Greenock Creek Apricot Block Shiraz 2020
On the nose there are pretty florals interwoven through the dark fruits, with hints of stone fruit kernel. The palate is rich and creamy, the powerful fruit profile resplendent with concentrated dark plums, and touches of sauteed stone fruit and bitter dark chocolate. There are some lovely graphite like fine tannins that support the intense fruit flavor profile down the full length of the palate.

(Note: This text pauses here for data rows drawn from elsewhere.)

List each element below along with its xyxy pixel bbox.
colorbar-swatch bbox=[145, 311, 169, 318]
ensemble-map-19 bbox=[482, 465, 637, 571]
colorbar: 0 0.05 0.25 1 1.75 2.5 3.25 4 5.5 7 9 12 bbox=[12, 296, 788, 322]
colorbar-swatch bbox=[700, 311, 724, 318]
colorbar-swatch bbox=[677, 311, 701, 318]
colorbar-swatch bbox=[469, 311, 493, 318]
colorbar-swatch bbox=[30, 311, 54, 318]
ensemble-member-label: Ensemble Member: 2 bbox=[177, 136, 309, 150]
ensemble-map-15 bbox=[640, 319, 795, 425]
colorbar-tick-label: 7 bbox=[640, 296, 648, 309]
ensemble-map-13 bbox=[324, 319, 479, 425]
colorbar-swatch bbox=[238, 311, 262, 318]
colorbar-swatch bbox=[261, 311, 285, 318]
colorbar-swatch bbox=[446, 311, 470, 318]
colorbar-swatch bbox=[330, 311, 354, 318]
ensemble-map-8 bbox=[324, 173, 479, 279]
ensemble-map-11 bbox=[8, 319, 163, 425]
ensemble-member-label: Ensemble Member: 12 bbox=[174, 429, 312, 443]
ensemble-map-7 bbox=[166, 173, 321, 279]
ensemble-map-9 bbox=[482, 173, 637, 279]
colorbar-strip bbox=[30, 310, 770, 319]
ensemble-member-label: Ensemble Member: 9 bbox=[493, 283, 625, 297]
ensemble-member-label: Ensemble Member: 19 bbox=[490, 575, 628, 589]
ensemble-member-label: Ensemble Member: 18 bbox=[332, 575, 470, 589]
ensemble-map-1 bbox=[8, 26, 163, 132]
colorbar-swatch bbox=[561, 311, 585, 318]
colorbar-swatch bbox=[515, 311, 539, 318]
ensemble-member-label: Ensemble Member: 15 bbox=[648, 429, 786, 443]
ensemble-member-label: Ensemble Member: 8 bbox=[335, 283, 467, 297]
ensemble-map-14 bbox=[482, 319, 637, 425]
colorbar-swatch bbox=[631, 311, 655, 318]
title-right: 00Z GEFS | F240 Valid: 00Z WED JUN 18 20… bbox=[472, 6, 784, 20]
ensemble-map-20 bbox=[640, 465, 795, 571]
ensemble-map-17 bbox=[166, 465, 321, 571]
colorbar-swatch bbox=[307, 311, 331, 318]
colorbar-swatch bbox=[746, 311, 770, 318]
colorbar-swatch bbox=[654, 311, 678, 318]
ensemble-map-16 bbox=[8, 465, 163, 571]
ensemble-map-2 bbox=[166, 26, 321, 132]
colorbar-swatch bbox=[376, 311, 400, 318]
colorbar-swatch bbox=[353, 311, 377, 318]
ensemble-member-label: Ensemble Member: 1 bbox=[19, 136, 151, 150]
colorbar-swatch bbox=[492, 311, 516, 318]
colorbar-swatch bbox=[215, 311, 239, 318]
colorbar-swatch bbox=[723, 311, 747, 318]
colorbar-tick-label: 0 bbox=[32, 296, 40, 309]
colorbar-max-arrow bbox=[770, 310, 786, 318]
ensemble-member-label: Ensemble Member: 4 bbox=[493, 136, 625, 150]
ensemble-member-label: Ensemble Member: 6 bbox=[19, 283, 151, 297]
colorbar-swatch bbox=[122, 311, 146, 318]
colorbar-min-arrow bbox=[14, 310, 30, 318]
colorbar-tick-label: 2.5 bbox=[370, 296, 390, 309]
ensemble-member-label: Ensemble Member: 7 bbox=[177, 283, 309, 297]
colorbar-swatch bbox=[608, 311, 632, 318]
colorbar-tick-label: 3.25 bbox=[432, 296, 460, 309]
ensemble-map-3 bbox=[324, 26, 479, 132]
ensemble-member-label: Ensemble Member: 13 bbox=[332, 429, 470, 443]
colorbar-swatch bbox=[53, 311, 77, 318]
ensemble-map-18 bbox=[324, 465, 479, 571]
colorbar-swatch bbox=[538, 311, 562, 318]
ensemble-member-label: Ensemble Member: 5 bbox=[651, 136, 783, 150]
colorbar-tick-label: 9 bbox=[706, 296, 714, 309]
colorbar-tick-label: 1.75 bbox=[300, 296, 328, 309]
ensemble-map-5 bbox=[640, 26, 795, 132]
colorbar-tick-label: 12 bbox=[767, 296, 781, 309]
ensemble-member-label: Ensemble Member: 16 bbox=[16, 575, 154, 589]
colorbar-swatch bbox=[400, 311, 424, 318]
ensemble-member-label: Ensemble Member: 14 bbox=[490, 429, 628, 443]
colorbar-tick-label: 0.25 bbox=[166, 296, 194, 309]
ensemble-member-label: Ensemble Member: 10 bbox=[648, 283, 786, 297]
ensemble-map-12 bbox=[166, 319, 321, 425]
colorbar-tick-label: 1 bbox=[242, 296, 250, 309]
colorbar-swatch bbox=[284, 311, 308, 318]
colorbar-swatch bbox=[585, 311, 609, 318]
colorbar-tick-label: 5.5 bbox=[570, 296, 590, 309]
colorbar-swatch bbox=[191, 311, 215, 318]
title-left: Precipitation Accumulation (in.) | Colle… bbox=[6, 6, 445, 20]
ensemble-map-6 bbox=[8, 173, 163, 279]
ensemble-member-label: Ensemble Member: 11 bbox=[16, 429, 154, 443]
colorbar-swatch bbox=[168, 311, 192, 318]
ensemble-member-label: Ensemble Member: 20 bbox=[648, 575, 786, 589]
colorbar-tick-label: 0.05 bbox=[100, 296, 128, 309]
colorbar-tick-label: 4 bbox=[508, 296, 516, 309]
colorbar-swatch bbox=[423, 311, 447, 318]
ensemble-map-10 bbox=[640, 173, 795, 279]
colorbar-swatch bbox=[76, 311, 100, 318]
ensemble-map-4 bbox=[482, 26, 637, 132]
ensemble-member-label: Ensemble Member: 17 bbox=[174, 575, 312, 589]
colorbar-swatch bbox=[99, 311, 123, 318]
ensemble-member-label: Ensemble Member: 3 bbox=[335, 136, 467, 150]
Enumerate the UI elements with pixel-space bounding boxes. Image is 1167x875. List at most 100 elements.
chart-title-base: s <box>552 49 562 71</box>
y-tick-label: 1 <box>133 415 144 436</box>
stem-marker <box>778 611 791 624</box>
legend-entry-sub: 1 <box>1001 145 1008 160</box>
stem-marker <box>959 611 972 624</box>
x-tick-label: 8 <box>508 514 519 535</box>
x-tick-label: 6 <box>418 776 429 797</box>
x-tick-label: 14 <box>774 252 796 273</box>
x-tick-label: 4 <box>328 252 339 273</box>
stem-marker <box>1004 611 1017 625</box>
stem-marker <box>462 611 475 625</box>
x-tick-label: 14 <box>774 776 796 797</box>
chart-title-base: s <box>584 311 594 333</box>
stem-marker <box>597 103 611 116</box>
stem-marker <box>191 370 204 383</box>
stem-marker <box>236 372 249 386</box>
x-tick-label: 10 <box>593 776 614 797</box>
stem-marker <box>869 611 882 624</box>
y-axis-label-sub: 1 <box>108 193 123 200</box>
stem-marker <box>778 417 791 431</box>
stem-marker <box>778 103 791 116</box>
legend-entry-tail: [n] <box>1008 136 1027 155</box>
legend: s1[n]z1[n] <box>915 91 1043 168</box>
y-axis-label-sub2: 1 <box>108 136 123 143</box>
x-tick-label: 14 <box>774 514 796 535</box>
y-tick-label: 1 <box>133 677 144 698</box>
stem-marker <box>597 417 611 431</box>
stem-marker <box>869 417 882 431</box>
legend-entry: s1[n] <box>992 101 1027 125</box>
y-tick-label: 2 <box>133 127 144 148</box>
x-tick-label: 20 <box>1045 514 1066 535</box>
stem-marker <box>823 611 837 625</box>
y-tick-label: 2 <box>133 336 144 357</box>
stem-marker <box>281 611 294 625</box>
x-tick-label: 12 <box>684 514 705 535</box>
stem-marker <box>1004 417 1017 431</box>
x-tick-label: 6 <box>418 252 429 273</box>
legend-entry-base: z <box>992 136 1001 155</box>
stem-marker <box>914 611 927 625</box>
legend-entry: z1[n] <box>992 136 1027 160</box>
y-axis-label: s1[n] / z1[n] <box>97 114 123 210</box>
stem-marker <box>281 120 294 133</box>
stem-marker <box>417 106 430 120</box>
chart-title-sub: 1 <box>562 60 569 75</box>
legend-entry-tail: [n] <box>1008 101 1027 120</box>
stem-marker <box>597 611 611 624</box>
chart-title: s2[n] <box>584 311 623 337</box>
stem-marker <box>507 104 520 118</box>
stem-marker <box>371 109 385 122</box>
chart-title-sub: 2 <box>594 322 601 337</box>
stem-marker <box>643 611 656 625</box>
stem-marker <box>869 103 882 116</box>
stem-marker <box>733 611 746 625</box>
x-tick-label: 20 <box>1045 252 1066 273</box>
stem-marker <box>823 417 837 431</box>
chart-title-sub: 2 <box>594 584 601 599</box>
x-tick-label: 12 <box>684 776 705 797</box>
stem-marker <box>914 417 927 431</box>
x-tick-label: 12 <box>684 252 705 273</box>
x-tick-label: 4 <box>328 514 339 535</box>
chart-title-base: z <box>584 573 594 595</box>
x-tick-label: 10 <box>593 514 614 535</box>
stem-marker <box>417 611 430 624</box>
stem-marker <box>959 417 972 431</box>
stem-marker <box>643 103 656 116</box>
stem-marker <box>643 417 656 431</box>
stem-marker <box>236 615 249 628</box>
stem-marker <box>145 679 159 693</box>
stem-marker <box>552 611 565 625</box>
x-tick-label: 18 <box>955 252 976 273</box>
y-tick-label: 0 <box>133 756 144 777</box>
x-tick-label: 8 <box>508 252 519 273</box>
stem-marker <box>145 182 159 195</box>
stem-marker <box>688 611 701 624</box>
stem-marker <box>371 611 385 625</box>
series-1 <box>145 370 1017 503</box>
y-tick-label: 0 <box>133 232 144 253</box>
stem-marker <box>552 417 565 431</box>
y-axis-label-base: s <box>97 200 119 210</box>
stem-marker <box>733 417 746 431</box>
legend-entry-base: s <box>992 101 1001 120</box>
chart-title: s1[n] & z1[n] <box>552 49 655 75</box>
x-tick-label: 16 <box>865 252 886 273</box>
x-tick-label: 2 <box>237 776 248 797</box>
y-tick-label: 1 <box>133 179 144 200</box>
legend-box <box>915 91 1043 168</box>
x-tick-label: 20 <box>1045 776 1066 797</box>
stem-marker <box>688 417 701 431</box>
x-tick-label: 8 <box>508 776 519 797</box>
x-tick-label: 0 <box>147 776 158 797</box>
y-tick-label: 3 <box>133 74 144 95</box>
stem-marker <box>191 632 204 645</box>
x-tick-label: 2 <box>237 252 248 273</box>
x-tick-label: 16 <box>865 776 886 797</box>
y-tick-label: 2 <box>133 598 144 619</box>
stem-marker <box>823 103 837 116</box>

Named for an old orchard which was removed (along with 500 tons of bluestone) to make way for vines planted in 1995, the Apricot Block sits on an east facing slope rising up from an old creek bed that intersects our Roennfeldt Road vineyards. The site is beautifully exposed to the soft morning sun, and benefits from late afternoon shade and cooling south easterly gully breezes. The upper sections of the block are laden with hard quartz, granite and bluestone, with the lower sections on silty, sandy loams. These contrasts in the geological structure of the block create a wine that is at once firmly structured, but also showing a generous, plush fruit profile. In a typical year, we anticipate yields of around 1 to 1.5 ton per acre. Cellaring recommendation: 15 years+
96 pts Andrew Caillard MW, The Vintage Journal
The fruit was hand-picked on February 26, destemmed and then gravity fed to open, slate lined fermenters (kept underground, to help keep ferments under 75ºF). Most GC wines are on skins for 7-10 days, where pump-over occurs 3 times daily, with a soft splash technique. The aim is for soft, integrated tannins rather than grippy tannin profiles. Malolactic fermentation is started 2 days into the alcoholic fermentation in order to have this completed early in the process. A 3T basket press is used for all the pressing – it has traditional wooden slates that are wax coated yearly. Pressing time is fairly brief – in order to refrain from drawing bitter tasting juice. Free-run juice, along with pressings are then gravity feed into 5000L underground tank to be combined with the drained off juice. This is then transferred to SS tanks for 2 days, to settle the heavy lees. Following this, the wine is sent to barrel to be matured for 20 months in 15% tight grained new French and a balance of seasoned American oak hogsheads. The wine is then bottled, unfiltered and unfined.
Pre-veraison conditions were hot and very dry, with high winds at flowering decimating yields to an all-time low. Good rains at the end of January, and cooler than average ripening and harvest conditions produced a very low yield of small berried fruit, producing intensely flavored wines with firm tannin lines.